If you’re a small landlord, you don’t really have a lot of leverage—you do what they say.

Sam Gedge Institute of Justice

Link was charged with multiple counts of no business license in October 2019. In January 2020, Granite City filed for a summary judgment against Link and the cases remain ongoing. Link says he has appeared for several hearings but the city has failed to do the same, instead filing for multiple continuances.

Campbell became familiar with his city’s crime-free ordinance about 10 years ago when Granite City Police Department Captain Michael Gagich, who led enforcement of the ordinance before retiring in 2017, called him to say that he had to evict one of his tenants. 

“I stood up for her and stuff, but 10 years ago, I didn’t have no experience with this and cops yelling at you that he’s going to take away your business license and stuff,” Campbell said. “I caved and finally got rid of the poor thing, but I felt bad about it the whole time and since then I vowed never to get pushed around and bullied into stepping on somebody’s civil liberties.”

Link has a similar story. “He called me up,” Link said of Gagich, “and said something about one of my tenants, like one of their friends or something, had gotten into trouble.
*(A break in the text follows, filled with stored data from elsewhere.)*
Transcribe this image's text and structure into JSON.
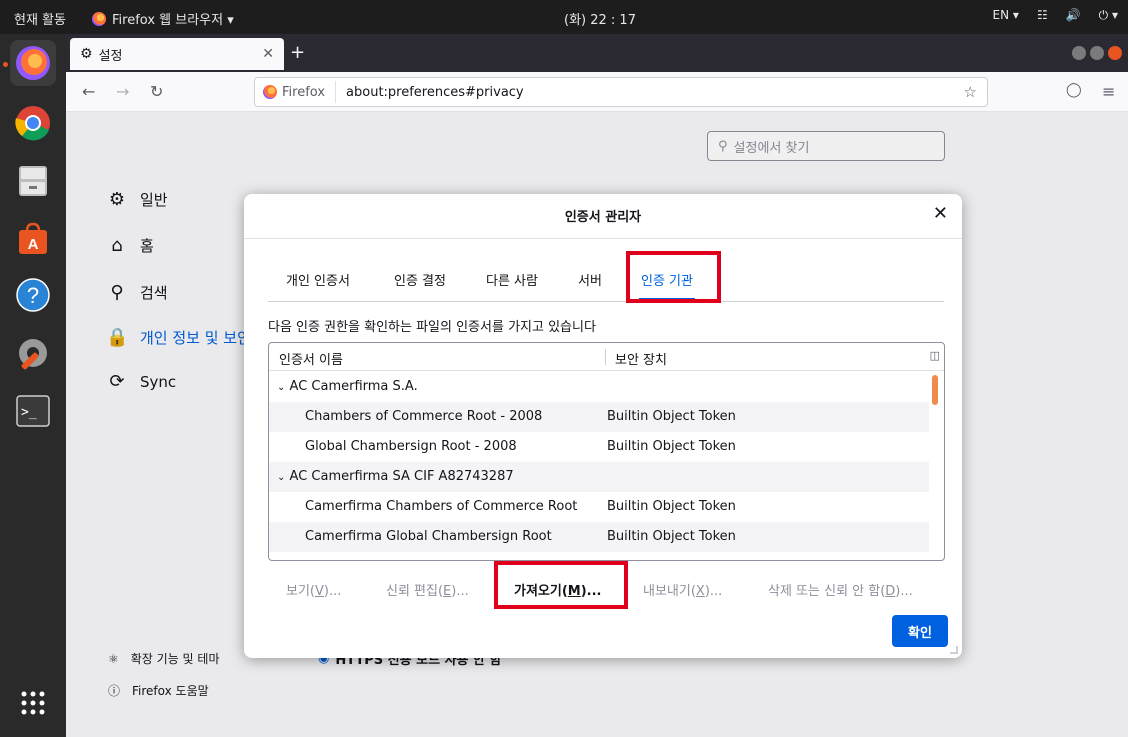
{
  "system_bar": {
    "activities": "현재 활동",
    "app_name": "Firefox 웹 브라우저 ▾",
    "clock": "(화) 22 : 17",
    "lang": "EN ▾",
    "tray": "⏻ ▾"
  },
  "dock": {
    "items": [
      "firefox",
      "chrome",
      "files",
      "software",
      "help",
      "settings",
      "terminal",
      "show-apps"
    ]
  },
  "browser": {
    "tab_title": "설정",
    "identity_label": "Firefox",
    "url": "about:preferences#privacy"
  },
  "prefs": {
    "search_placeholder": "설정에서 찾기",
    "categories": [
      {
        "label": "일반",
        "icon": "gear-icon"
      },
      {
        "label": "홈",
        "icon": "home-icon"
      },
      {
        "label": "검색",
        "icon": "search-icon"
      },
      {
        "label": "개인 정보 및 보안",
        "icon": "lock-icon",
        "selected": true
      },
      {
        "label": "Sync",
        "icon": "sync-icon"
      }
    ],
    "bottom_links": [
      "확장 기능 및 테마",
      "Firefox 도움말"
    ],
    "behind_text": "HTTPS 전용 모드 사용 안 함"
  },
  "cert_manager": {
    "title": "인증서 관리자",
    "tabs": [
      "개인 인증서",
      "인증 결정",
      "다른 사람",
      "서버",
      "인증 기관"
    ],
    "selected_tab": "인증 기관",
    "description": "다음 인증 권한을 확인하는 파일의 인증서를 가지고 있습니다",
    "columns": [
      "인증서 이름",
      "보안 장치"
    ],
    "rows": [
      {
        "kind": "group",
        "name": "AC Camerfirma S.A.",
        "token": ""
      },
      {
        "kind": "cert",
        "name": "Chambers of Commerce Root - 2008",
        "token": "Builtin Object Token"
      },
      {
        "kind": "cert",
        "name": "Global Chambersign Root - 2008",
        "token": "Builtin Object Token"
      },
      {
        "kind": "group",
        "name": "AC Camerfirma SA CIF A82743287",
        "token": ""
      },
      {
        "kind": "cert",
        "name": "Camerfirma Chambers of Commerce Root",
        "token": "Builtin Object Token"
      },
      {
        "kind": "cert",
        "name": "Camerfirma Global Chambersign Root",
        "token": "Builtin Object Token"
      }
    ],
    "buttons": {
      "view": {
        "label": "보기(",
        "key": "V",
        "suffix": ")..."
      },
      "edit_trust": {
        "label": "신뢰 편집(",
        "key": "E",
        "suffix": ")..."
      },
      "import": {
        "label": "가져오기(",
        "key": "M",
        "suffix": ")..."
      },
      "export": {
        "label": "내보내기(",
        "key": "X",
        "suffix": ")..."
      },
      "delete": {
        "label": "삭제 또는 신뢰 안 함(",
        "key": "D",
        "suffix": ")..."
      }
    },
    "ok_label": "확인"
  },
  "colors": {
    "accent": "#0061e0",
    "highlight": "#e0001b",
    "ubuntu_orange": "#e95420"
  }
}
It wasn’t the tenant or anybody registered there. It was somebody that wasn’t even at the building itself.”

The property in question burned down before the issue progressed further, but it wasn’t long until Link was confronted again a few months later when Granite City police found a marijuana plant growing in one of his tenant’s yards.
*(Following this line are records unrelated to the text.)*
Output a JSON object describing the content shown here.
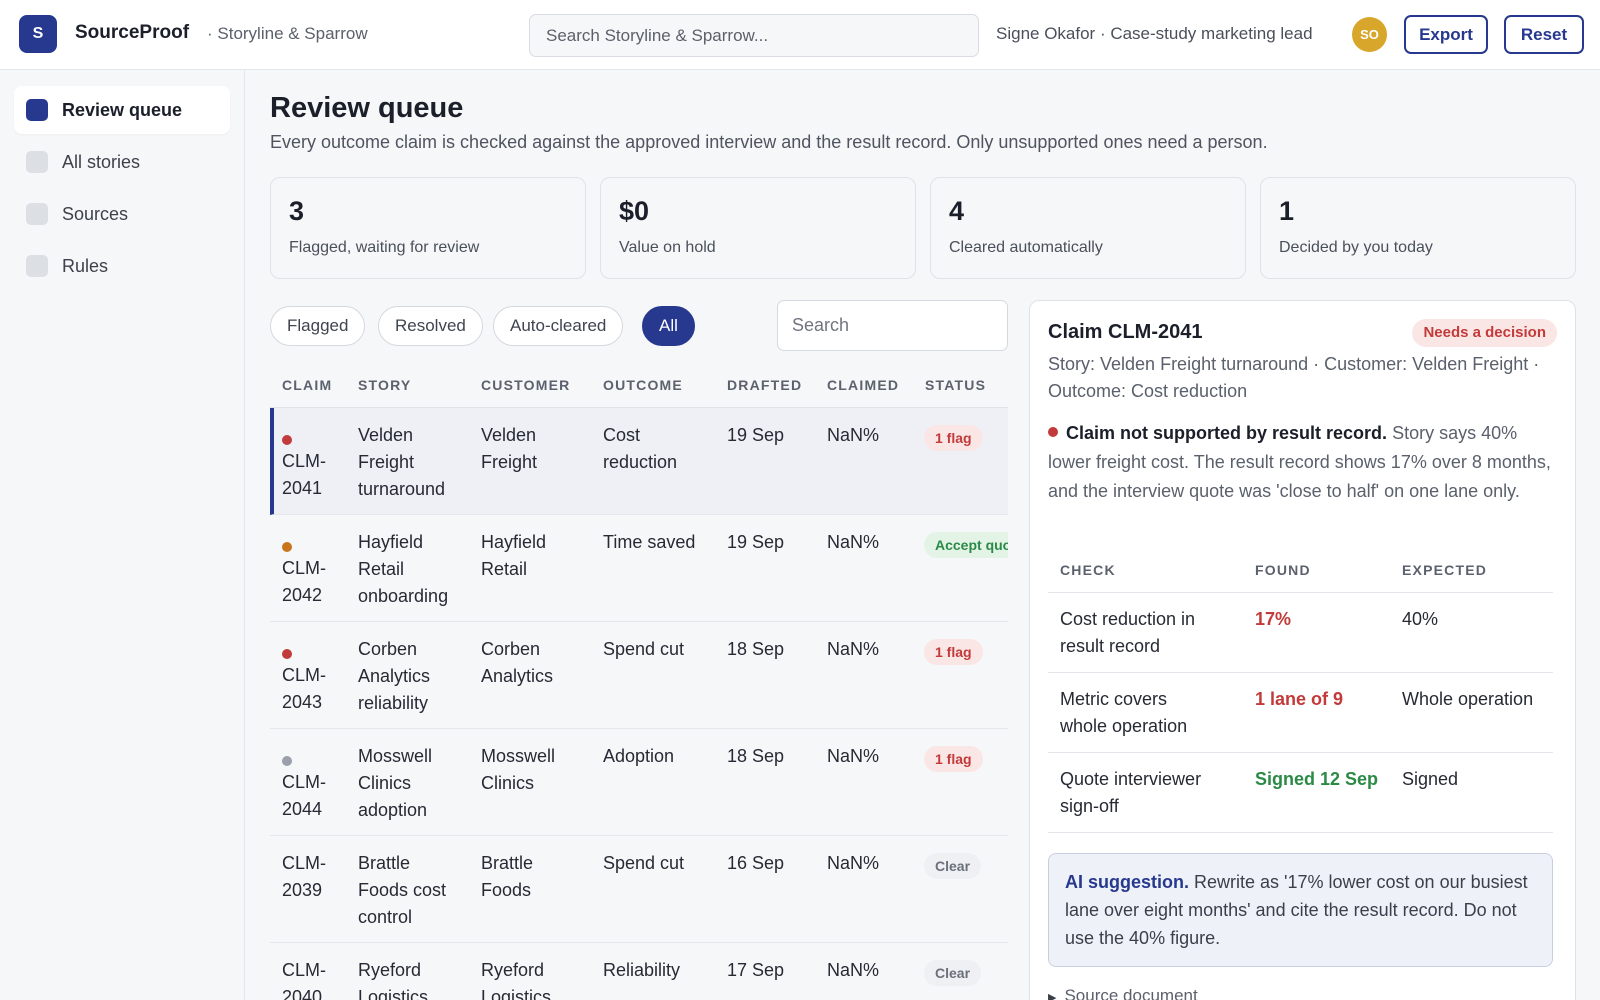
{
  "app": {
    "logo_letter": "S",
    "name": "SourceProof",
    "workspace": "· Storyline & Sparrow",
    "search_placeholder": "Search Storyline & Sparrow...",
    "user": "Signe Okafor · Case-study marketing lead",
    "avatar_initials": "SO",
    "export_label": "Export",
    "reset_label": "Reset"
  },
  "sidebar": {
    "items": [
      {
        "label": "Review queue",
        "active": true
      },
      {
        "label": "All stories",
        "active": false
      },
      {
        "label": "Sources",
        "active": false
      },
      {
        "label": "Rules",
        "active": false
      }
    ]
  },
  "page": {
    "title": "Review queue",
    "subtitle": "Every outcome claim is checked against the approved interview and the result record. Only unsupported ones need a person."
  },
  "stats": [
    {
      "value": "3",
      "label": "Flagged, waiting for review"
    },
    {
      "value": "$0",
      "label": "Value on hold"
    },
    {
      "value": "4",
      "label": "Cleared automatically"
    },
    {
      "value": "1",
      "label": "Decided by you today"
    }
  ],
  "filters": {
    "chips": [
      "Flagged",
      "Resolved",
      "Auto-cleared",
      "All"
    ],
    "active": "All",
    "search_placeholder": "Search"
  },
  "table": {
    "columns": [
      "CLAIM",
      "STORY",
      "CUSTOMER",
      "OUTCOME",
      "DRAFTED",
      "CLAIMED",
      "STATUS"
    ],
    "rows": [
      {
        "dot": "#c23a3a",
        "claim_1": "CLM-",
        "claim_2": "2041",
        "story": [
          "Velden",
          "Freight",
          "turnaround"
        ],
        "customer": [
          "Velden",
          "Freight"
        ],
        "outcome": [
          "Cost",
          "reduction"
        ],
        "drafted": "19 Sep",
        "claimed": "NaN%",
        "status": "1 flag",
        "status_kind": "flag",
        "selected": true
      },
      {
        "dot": "#c8761d",
        "claim_1": "CLM-",
        "claim_2": "2042",
        "story": [
          "Hayfield",
          "Retail",
          "onboarding"
        ],
        "customer": [
          "Hayfield",
          "Retail"
        ],
        "outcome": [
          "Time saved"
        ],
        "drafted": "19 Sep",
        "claimed": "NaN%",
        "status": "Accept quote",
        "status_kind": "accept",
        "selected": false
      },
      {
        "dot": "#c23a3a",
        "claim_1": "CLM-",
        "claim_2": "2043",
        "story": [
          "Corben",
          "Analytics",
          "reliability"
        ],
        "customer": [
          "Corben",
          "Analytics"
        ],
        "outcome": [
          "Spend cut"
        ],
        "drafted": "18 Sep",
        "claimed": "NaN%",
        "status": "1 flag",
        "status_kind": "flag",
        "selected": false
      },
      {
        "dot": "#9aa0ab",
        "claim_1": "CLM-",
        "claim_2": "2044",
        "story": [
          "Mosswell",
          "Clinics",
          "adoption"
        ],
        "customer": [
          "Mosswell",
          "Clinics"
        ],
        "outcome": [
          "Adoption"
        ],
        "drafted": "18 Sep",
        "claimed": "NaN%",
        "status": "1 flag",
        "status_kind": "flag",
        "selected": false
      },
      {
        "dot": "",
        "claim_1": "CLM-",
        "claim_2": "2039",
        "story": [
          "Brattle",
          "Foods cost",
          "control"
        ],
        "customer": [
          "Brattle",
          "Foods"
        ],
        "outcome": [
          "Spend cut"
        ],
        "drafted": "16 Sep",
        "claimed": "NaN%",
        "status": "Clear",
        "status_kind": "clear",
        "selected": false
      },
      {
        "dot": "",
        "claim_1": "CLM-",
        "claim_2": "2040",
        "story": [
          "Ryeford",
          "Logistics"
        ],
        "customer": [
          "Ryeford",
          "Logistics"
        ],
        "outcome": [
          "Reliability"
        ],
        "drafted": "17 Sep",
        "claimed": "NaN%",
        "status": "Clear",
        "status_kind": "clear",
        "selected": false
      }
    ]
  },
  "detail": {
    "title": "Claim CLM-2041",
    "badge": "Needs a decision",
    "meta": "Story: Velden Freight turnaround · Customer: Velden Freight · Outcome: Cost reduction",
    "alert_strong": "Claim not supported by result record.",
    "alert_text": "Story says 40% lower freight cost. The result record shows 17% over 8 months, and the interview quote was 'close to half' on one lane only.",
    "check_columns": [
      "CHECK",
      "FOUND",
      "EXPECTED"
    ],
    "checks": [
      {
        "check": [
          "Cost reduction in",
          "result record"
        ],
        "found": "17%",
        "found_kind": "bad",
        "expected": "40%"
      },
      {
        "check": [
          "Metric covers",
          "whole operation"
        ],
        "found": "1 lane of 9",
        "found_kind": "bad",
        "expected": "Whole operation"
      },
      {
        "check": [
          "Quote interviewer",
          "sign-off"
        ],
        "found": "Signed 12 Sep",
        "found_kind": "good",
        "expected": "Signed"
      }
    ],
    "ai_strong": "AI suggestion.",
    "ai_text": "Rewrite as '17% lower cost on our busiest lane over eight months' and cite the result record. Do not use the 40% figure.",
    "source_doc": "Source document"
  },
  "colors": {
    "accent": "#27388f",
    "flag": "#c23a3a",
    "ok": "#2b8a46",
    "avatar": "#d8a62b"
  }
}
Link refused to evict the tenant, who was on dialysis, and his family. After meeting with the mayor and attending a court hearing, Link relocated the family to another one of his properties. “At that point, it cost me all kinds of money—moving and everything else. Now, I got a vacant house that I wouldn’t normally,” he says, adding that the process saddled him with roughly $5,000 in legal fees and moving expenses.


The Granite City ordinance has left both Campbell and Link—small landlords who rely on rent as their only source of income—teetering on the edge of going out of business. Campbell is either selling his properties at a loss or arranging contracts for deeds. Link, too, is selling his properties for what he says are pennies on the dollar.

“My whole life, working and saving and everything, and I’m drawing on [my savings] every year now just to make ends meet over this thing,” Link said of his ongoing conflicts with the city. He’s been able to get by lately thanks to pauses on mortgage requirements brought on by the COVID-19 pandemic, but he doesn’t know what he’ll do after that. “At some point the banks are going to want their money back and I don’t know how I’m going to do it,” he said.

The pandemic has also made the evictions that crime-free ordinances mandate exponentially more harmful. Although states and cities have imposed and extended their own eviction bans in response to COVID-19, the Centers for Disease Control and Prevention’s federal moratorium that covers the entire country expires on Jan. 31. A wave of evictions numbering into the millions is expected in February. 

Without another extension of the Illinois’s eviction moratorium from Governor J.B. Pritzker, up to roughly 542,000 renter households are estimated to be at risk of eviction filings next month. The state’s rent shortfall, affecting landlords like Campbell and Link, is estimated to be as high as $680 million

Gedge doesn’t have a hopeful outlook for the future of crime-free housing ordinances without intervention from the courts.

“Cities can do the right thing and get rid of these laws, but most don’t seem interested in doing that until they get sued and there are lawyers representing the people they’ve been victimizing.”